Dann entsteht vielleicht eine Vision für eine zukünftige lebenserhaltende Gesellschaft, etwa mit sauberer Luft, erneuerbaren Energien, weniger Verkehr, einem entlastendem Lebensstil freiwilliger Einfachheit oder auch einem ökologischen Bewusstsein auf breiter Basis (das wünsche ich mir ja insgeheim oft, ist also auch eine Vision). Die Autoren regen an, von diesen hohen Zielen jeweils rückwärts zu gehen und z. B. zu fragen, was wir denn brauchen für eine saubere Luft oder weniger Autos und Lastwagen. Für jedes Ziel und Zwischenziel lässt sich das runterbrechen, bis man schließlich bei sich und im eigenen Umfeld angekommen ist.

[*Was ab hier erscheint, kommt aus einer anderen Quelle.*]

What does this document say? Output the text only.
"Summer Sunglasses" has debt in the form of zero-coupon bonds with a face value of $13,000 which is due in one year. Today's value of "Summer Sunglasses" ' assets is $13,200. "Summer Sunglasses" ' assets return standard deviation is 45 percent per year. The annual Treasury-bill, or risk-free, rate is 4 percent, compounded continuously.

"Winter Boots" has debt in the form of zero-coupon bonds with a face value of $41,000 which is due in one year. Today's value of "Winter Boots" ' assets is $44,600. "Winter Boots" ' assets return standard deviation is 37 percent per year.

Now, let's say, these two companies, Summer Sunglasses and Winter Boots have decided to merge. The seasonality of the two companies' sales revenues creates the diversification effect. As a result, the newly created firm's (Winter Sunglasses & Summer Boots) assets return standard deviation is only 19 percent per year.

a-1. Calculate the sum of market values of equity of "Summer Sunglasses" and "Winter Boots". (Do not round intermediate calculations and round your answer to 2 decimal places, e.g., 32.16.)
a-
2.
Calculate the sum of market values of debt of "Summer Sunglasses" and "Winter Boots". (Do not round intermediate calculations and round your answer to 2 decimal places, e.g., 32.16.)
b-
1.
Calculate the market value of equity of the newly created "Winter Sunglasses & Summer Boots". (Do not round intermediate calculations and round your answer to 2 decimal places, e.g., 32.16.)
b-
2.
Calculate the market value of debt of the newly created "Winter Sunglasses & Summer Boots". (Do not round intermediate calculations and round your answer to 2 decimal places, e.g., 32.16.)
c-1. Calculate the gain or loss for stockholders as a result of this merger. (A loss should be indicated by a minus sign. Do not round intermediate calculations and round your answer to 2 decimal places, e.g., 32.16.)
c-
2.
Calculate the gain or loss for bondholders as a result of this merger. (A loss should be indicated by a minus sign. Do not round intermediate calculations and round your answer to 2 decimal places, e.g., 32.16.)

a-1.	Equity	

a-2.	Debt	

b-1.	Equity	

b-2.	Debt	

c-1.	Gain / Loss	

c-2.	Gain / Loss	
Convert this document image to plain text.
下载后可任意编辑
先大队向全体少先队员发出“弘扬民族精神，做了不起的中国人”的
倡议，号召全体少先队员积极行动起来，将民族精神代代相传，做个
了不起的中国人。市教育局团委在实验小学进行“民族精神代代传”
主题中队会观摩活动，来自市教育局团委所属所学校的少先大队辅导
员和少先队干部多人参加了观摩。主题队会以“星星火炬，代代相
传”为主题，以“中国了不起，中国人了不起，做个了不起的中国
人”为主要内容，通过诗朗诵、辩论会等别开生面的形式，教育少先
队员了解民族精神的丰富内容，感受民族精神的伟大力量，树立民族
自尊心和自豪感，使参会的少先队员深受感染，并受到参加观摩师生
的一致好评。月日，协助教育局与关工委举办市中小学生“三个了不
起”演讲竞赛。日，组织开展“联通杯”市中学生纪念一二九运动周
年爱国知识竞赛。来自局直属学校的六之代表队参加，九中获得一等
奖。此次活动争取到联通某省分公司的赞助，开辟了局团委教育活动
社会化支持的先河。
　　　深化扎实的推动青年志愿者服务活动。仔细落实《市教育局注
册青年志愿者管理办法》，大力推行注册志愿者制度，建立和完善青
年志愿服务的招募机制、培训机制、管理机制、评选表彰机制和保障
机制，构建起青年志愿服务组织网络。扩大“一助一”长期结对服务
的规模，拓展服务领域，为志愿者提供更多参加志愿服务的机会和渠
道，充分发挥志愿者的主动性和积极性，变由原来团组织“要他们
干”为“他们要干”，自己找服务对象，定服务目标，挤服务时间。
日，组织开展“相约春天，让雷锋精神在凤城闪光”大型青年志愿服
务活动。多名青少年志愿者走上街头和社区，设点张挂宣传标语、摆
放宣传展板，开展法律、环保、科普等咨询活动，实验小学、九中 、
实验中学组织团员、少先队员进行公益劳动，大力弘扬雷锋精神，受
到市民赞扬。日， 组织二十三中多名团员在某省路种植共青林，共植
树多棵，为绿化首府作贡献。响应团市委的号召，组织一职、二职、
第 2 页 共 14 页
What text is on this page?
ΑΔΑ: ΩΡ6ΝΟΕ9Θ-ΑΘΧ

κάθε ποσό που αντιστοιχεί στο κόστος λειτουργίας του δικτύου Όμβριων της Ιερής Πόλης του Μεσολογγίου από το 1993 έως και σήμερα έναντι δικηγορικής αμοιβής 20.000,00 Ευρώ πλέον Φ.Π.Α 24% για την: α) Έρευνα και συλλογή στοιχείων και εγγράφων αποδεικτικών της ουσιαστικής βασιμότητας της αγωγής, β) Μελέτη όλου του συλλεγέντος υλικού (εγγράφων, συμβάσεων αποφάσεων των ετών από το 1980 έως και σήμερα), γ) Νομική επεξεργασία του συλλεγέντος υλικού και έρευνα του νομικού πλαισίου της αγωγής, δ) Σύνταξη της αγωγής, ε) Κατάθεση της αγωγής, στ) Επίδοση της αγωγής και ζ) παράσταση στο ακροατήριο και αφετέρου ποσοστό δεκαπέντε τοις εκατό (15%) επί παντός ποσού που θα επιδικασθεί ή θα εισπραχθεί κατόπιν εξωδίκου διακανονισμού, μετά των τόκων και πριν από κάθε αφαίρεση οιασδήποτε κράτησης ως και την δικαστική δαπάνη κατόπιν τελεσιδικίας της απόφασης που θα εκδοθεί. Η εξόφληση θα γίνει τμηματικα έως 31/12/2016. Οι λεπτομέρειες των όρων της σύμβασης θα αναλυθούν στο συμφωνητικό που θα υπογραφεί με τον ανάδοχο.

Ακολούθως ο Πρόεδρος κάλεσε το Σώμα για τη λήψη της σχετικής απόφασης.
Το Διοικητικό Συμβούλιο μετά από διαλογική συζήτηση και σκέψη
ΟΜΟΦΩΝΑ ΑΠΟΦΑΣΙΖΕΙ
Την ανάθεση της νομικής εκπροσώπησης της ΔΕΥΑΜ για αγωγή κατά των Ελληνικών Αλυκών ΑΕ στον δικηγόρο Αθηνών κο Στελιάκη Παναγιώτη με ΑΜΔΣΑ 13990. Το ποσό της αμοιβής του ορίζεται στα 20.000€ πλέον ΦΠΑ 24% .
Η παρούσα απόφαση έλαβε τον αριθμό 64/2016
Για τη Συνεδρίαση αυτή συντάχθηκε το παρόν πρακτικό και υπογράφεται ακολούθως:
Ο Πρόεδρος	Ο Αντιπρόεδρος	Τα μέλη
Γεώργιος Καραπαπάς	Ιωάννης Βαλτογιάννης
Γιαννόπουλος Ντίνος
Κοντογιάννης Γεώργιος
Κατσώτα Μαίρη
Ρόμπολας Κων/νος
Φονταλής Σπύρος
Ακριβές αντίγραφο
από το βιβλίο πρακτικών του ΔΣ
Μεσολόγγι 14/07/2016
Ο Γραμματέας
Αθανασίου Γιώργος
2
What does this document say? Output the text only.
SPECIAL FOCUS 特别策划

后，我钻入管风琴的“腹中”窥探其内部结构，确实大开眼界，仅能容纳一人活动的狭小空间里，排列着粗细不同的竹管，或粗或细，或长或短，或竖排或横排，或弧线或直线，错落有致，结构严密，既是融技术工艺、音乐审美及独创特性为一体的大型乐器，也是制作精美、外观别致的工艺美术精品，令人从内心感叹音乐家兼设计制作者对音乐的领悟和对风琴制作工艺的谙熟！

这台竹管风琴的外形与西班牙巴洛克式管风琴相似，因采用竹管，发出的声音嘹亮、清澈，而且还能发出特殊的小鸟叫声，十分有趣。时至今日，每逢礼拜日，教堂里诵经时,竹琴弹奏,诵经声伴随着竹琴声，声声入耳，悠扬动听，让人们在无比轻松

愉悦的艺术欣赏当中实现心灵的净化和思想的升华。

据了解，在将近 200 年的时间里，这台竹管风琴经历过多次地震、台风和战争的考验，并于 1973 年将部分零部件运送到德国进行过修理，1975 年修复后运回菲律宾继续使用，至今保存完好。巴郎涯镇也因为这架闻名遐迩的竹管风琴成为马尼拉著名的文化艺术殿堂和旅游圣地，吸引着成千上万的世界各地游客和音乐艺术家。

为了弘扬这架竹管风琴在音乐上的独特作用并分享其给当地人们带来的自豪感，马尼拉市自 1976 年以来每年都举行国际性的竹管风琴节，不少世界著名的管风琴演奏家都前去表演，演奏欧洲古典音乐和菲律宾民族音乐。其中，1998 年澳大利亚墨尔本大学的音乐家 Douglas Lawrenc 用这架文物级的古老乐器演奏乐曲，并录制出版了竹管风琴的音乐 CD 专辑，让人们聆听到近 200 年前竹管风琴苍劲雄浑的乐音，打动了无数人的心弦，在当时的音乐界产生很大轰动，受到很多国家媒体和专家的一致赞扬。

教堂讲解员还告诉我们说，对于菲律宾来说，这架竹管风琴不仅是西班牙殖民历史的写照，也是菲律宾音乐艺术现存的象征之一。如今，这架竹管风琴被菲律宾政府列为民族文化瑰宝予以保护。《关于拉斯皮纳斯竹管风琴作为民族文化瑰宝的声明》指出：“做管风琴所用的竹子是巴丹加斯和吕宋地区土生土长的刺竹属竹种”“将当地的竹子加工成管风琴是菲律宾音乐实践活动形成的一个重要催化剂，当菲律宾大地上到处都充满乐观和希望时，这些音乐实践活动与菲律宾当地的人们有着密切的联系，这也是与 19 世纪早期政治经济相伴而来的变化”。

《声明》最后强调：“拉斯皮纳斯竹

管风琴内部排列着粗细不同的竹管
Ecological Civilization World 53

Von „unrealistisch“ zu „real“
Vieles mag ja utopisch klingen, aber zu Recht wird darauf hingewiesen, dass in der Geschichte so manches als aussichtsloser Traum abgetan wurde, was heute längst Realität ist: etwa das Wahlrecht der Frauen in fast allen Ländern der Welt, oder dass ein Afroamerikaner Präsident der USA werden konnte, oder dass die Apartheit in Südafrika überwunden wurde, oder auch die heute selbstverständliche, aber früher als ketzerisch verfolgte Erkenntnis, dass die Erde um die Sonne kreist. Fast jeder wird in seiner eigenen Lebensgeschichte Situationen kennen, die unüberwindbar erschienen, aber mit Beharrlichkeit gelöst werden konnten, oder deutlich später sich plötzlich als weniger schlimm oder sogar gut darstellten.
In diesem Buch wie in manch anderem wird der „Große Wandel“ beschworen. Das hilft vielleicht, sich zu einer weltumspannenden Entwicklung zugehörig zu fühlen. Die Transition-Town-Initiative etwa, die Gemeinden und Städte vorbereiten will auf die kommenden Zeiten mit Peak everything und spürbarem Klimawandel, ist weltweit in Tausenden Kommunen mittlerweile zu finden. Und doch wird hier, betrachtet man die großen Abläufe, für mein Gefühl etwas zu stark eine Entwicklung eher herbei geschrieben, die doch nur einem kleinen Pflänzchen insgesamt bisher entspricht.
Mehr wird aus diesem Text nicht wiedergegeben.